Now, one or both of these will be a mix of multiple mics (accomplished using the line out or outs from the Behringer mixer), but they'll only be two editable tracks within the DAW.
Option 2 will allow you two have up to eight different tracks recorded simultaneously, and you won't need to spend the money on the Behringer mixer or the several extra preamps.
And, in my experience at least, the preamps in one of the eight-input firewire interfaces that generally retail around $500 new are as good as, if not better than the entry level art or behringer single channel preamps you'd probably end up buying.
I'm not sure why you feel like you have to buy that drum micing kit.
Any microphone can mic drums, and any two can be a "drum micing kit."
The drummer doesn't look at playing a kit as playing seven different instruments, he looks at it as playing a kit.
So you can get great sounds by treating it like one instrument and using one or two mics to pick up the sound of it played all together.

Either way I think, ultimately, for flexibility's sake, unless you're supremely confident in your ability to combine the outputs of seven microphones - all residing within the limited space of a single drumkit - into a usable (let alone good sounding) take on recording (which is way harder than it might initially seem because of the phasing issues that arise when sound waves from the same sources hit all those different mics at slightly different times), you ought to go with option two of the two you provided.

I think in the meantime, though, you ought to get yourself just a single sdc, (or a pair - like those buy1get1 Cads I pointed out) and a cheapo external preamp - total investment under $100 thus far - and work with what you do have for an interface.

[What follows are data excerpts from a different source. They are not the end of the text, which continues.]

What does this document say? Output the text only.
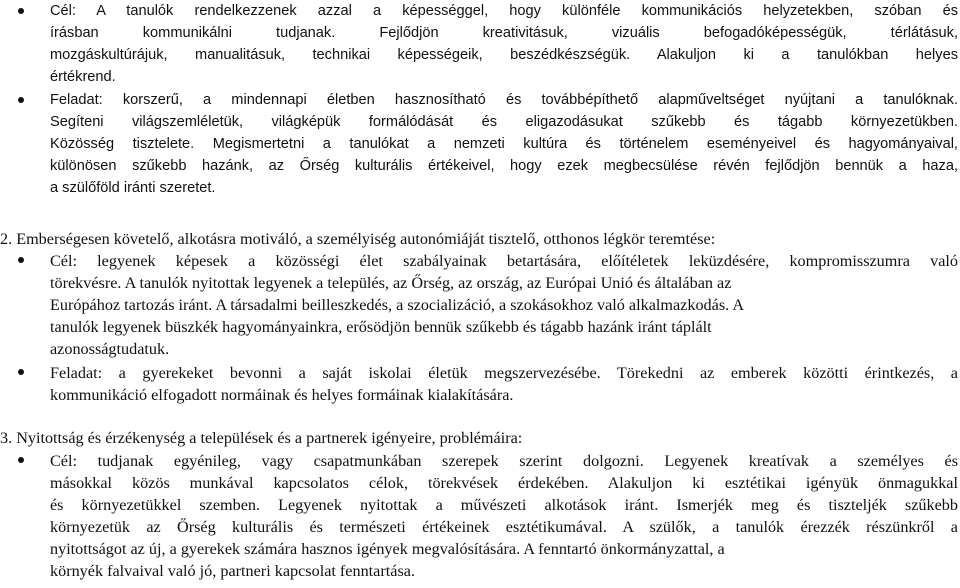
Cél: A tanulók rendelkezzenek azzal a képességgel, hogy különféle kommunikációs helyzetekben, szóban és
írásban kommunikálni tudjanak. Fejlődjön kreativitásuk, vizuális befogadóképességük, térlátásuk,
mozgáskultúrájuk, manualitásuk, technikai képességeik, beszédkészségük. Alakuljon ki a tanulókban helyes
értékrend.
Feladat: korszerű, a mindennapi életben hasznosítható és továbbépíthető alapműveltséget nyújtani a tanulóknak.
Segíteni világszemléletük, világképük formálódását és eligazodásukat szűkebb és tágabb környezetükben.
Közösség tisztelete. Megismertetni a tanulókat a nemzeti kultúra és történelem eseményeivel és hagyományaival,
különösen szűkebb hazánk, az Őrség kulturális értékeivel, hogy ezek megbecsülése révén fejlődjön bennük a haza,
a szülőföld iránti szeretet.
2. Emberségesen követelő, alkotásra motiváló, a személyiség autonómiáját tisztelő, otthonos légkör teremtése:
Cél: legyenek képesek a közösségi élet szabályainak betartására, előítéletek leküzdésére, kompromisszumra való
törekvésre. A tanulók nyitottak legyenek a település, az Őrség, az ország, az Európai Unió és általában az
Európához tartozás iránt. A társadalmi beilleszkedés, a szocializáció, a szokásokhoz való alkalmazkodás. A
tanulók legyenek büszkék hagyományainkra, erősödjön bennük szűkebb és tágabb hazánk iránt táplált
azonosságtudatuk.
Feladat: a gyerekeket bevonni a saját iskolai életük megszervezésébe. Törekedni az emberek közötti érintkezés, a
kommunikáció elfogadott normáinak és helyes formáinak kialakítására.
3. Nyitottság és érzékenység a települések és a partnerek igényeire, problémáira:
Cél: tudjanak egyénileg, vagy csapatmunkában szerepek szerint dolgozni. Legyenek kreatívak a személyes és
másokkal közös munkával kapcsolatos célok, törekvések érdekében. Alakuljon ki esztétikai igényük önmagukkal
és környezetükkel szemben. Legyenek nyitottak a művészeti alkotások iránt. Ismerjék meg és tiszteljék szűkebb
környezetük az Őrség kulturális és természeti értékeinek esztétikumával. A szülők, a tanulók érezzék részünkről a
nyitottságot az új, a gyerekek számára hasznos igények megvalósítására. A fenntartó önkormányzattal, a
környék falvaival való jó, partneri kapcsolat fenntartása.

2 inputs, two mics, experiment with the dynamic you have plus a condenser overhead, or the two condensers overhead in a stereo configuration, whatever, and play around in the room you've got.
I'll go ahead and guarantee that it'll sound better than that behringer mixer, 7-piece drum mic kit, and five crappy external preamps, and by the time you have enough saved up to buy that eight-preamp interface, you'll know what to do with all eight of them.
 
And I just read the PS. Dude, that was just an example of the ridiculously cheap piece of shit microphones you can get individually (and of which your 7-piece kit will be made up) without having to pay for several piece of shit microphones you will likely never end up using more than once.